In vivo cytotoxicity of ovarian cancer cells through tumor-selective expression of the BAX gene.

The BAX proapoptotic protein is capable of inducing cell death either directly, through its effects on mitochondrial function, or indirectly, by lowering the apoptotic threshold in response to certain chemotherapy agents. In this study, we tested the hypothesis that selective expression of BAX in human ovarian cancer through adenoviral gene transfer might represent a novel approach to eradicating tumor cells in vivo. Two constructs were prepared using replication-deficient adenoviral vectors containing either the cDNA for beta-galactosidase (Ad.DF3.betaGAL) or hemagglutinin (HA)-tagged BAX (Ad.DF3.BAX) under the control of the DF3 promoter. The DF3 promoter was used to confer tumor-specific gene expression in view of its restricted pattern of expression in the majority of human ovarian cancers and its limited expression in normal peritoneal mesothelial cells. In vitro infection of up to seven different epithelial cancer cell lines with Ad.DF3.betaGAL or Ad.DF3.BAX resulted in expression of either beta-galactosidase activity or HA-BAX protein, respectively, which was highly correlated with DF3 levels.
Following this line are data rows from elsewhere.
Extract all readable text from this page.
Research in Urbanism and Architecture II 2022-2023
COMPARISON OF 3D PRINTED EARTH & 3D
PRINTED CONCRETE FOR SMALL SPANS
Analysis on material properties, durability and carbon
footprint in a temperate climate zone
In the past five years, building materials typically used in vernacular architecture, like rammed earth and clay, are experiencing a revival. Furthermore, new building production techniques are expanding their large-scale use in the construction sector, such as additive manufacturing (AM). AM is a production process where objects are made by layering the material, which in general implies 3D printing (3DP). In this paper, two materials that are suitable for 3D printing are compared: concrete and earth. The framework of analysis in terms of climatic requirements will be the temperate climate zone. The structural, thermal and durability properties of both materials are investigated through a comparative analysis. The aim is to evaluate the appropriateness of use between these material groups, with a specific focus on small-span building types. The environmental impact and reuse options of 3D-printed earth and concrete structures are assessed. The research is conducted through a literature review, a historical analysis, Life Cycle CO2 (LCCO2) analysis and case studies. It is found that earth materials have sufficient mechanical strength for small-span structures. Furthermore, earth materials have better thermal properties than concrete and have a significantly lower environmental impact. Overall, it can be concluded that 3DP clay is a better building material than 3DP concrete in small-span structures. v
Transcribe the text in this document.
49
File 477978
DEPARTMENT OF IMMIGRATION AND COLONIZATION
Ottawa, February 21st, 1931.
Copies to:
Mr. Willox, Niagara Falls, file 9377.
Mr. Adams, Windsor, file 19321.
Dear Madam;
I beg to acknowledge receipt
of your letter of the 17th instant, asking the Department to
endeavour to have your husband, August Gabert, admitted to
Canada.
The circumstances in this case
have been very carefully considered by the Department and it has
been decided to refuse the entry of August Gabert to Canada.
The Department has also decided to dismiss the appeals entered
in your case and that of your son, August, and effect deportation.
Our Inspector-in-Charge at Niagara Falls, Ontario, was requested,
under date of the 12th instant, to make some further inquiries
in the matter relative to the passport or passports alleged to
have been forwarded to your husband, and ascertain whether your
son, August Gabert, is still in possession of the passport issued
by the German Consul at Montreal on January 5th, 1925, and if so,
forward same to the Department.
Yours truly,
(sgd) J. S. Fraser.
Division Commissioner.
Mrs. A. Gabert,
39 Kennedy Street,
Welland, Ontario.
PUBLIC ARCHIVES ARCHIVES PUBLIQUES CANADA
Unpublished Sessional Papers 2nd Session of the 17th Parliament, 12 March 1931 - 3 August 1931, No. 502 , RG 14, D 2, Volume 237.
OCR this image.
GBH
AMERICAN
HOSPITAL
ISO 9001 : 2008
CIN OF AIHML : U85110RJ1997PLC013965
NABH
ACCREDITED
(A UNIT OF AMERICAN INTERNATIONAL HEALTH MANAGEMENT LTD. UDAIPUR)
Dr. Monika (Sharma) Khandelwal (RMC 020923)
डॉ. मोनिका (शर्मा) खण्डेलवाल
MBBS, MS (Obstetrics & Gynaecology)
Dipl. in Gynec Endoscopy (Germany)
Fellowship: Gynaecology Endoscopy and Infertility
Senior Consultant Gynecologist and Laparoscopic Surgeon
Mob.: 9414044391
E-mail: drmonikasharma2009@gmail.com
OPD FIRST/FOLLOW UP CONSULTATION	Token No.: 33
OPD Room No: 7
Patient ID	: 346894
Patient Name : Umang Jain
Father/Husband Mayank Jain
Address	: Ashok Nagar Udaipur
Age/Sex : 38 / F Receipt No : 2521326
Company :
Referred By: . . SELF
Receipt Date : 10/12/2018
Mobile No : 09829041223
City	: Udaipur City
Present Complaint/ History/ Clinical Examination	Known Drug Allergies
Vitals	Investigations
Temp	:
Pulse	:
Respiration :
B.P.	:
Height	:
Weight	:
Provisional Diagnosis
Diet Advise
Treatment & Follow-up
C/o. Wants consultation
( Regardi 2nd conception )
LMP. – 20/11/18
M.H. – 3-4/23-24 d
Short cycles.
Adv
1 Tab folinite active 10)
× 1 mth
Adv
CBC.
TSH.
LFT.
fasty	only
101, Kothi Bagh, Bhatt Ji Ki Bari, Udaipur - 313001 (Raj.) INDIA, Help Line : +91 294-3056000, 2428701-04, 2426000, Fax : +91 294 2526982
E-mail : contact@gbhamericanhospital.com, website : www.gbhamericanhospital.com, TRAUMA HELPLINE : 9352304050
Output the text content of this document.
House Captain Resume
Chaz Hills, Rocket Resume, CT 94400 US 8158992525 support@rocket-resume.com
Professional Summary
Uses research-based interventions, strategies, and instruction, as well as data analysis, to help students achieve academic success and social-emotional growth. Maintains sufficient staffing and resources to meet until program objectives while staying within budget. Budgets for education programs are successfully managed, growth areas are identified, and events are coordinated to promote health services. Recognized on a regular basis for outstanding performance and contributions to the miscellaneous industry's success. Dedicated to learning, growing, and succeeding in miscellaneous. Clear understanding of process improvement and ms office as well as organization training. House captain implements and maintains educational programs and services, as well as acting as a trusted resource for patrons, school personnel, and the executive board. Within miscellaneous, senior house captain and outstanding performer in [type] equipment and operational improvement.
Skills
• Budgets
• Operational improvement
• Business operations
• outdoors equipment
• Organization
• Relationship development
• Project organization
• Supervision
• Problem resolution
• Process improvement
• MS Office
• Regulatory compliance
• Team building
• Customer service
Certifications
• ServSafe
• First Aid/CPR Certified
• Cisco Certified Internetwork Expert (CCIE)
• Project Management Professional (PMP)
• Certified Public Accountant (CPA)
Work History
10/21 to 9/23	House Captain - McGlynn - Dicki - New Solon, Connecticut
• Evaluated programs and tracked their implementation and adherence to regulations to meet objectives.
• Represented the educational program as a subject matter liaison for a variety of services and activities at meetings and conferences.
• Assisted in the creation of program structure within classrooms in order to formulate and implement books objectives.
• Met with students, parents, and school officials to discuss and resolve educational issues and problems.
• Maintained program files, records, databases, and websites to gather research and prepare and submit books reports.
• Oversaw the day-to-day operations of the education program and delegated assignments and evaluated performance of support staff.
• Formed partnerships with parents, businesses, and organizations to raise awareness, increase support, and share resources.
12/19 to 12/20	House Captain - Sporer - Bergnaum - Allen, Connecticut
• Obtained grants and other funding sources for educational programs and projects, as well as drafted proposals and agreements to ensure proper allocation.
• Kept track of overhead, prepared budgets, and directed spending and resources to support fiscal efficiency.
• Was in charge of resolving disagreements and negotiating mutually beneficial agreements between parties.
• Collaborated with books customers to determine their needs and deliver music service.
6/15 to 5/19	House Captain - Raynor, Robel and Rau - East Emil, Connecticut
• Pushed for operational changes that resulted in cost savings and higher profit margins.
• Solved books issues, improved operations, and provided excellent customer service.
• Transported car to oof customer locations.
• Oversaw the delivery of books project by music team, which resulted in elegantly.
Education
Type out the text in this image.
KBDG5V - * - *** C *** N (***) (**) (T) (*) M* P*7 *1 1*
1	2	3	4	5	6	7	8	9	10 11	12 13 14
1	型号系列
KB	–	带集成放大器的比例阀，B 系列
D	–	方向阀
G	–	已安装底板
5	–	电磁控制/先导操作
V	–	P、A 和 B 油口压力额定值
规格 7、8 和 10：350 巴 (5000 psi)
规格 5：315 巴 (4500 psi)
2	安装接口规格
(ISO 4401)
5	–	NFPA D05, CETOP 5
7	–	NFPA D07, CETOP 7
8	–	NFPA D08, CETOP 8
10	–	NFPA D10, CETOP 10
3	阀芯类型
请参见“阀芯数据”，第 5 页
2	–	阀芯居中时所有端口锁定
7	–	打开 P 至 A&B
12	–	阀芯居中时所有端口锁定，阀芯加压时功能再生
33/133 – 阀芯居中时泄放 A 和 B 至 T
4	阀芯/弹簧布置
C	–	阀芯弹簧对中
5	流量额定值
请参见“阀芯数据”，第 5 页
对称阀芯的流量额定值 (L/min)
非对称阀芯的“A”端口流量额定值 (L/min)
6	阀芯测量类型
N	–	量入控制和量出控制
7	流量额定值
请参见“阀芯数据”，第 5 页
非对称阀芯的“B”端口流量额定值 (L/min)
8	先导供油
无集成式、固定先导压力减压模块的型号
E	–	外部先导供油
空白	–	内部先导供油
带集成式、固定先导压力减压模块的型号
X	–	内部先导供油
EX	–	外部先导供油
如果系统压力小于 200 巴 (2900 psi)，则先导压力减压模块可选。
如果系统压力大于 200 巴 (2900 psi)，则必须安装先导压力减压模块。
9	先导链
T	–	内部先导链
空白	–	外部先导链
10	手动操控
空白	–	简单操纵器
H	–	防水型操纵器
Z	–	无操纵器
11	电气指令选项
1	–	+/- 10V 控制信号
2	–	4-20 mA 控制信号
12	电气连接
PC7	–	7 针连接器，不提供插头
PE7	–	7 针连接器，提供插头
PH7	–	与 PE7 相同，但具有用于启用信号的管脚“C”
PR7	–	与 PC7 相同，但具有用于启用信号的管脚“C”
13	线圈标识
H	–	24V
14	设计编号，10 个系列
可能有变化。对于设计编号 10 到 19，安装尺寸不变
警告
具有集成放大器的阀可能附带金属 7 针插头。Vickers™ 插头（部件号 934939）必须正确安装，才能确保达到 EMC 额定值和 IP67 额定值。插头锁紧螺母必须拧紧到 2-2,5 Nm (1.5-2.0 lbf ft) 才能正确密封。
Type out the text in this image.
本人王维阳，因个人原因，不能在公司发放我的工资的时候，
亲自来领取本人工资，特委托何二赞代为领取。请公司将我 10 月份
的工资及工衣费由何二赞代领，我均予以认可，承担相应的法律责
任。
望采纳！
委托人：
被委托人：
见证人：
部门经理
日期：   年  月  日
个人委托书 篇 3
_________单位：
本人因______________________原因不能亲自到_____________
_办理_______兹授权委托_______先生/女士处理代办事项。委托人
Furthermore, infection with Ad.DF3.BAX was capable of highly selective cytotoxicity of DF3-positive ovarian cancer clonogenic cells in vitro. The effect of i.p. administration of Ad.DF3.BAX was also assessed in nude mice inoculated with the DF3-positive 36M2 human ovarian cancer cell line. Expression of either beta-galactosidase activity (after Ad.DF3.betaGAL treatment) or HA-BAX transcripts (after Ad.DF3.BAX treatment) was restricted to tumor tissue in vivo. Importantly, administration of Ad.DF3.BAX on days 2 and 3 after tumor inoculation was capable of eradicating >99% of tumor implants. These results demonstrate the feasibility of tumor selective expression of a proapoptotic protein such as BAX through adenoviral gene transfer.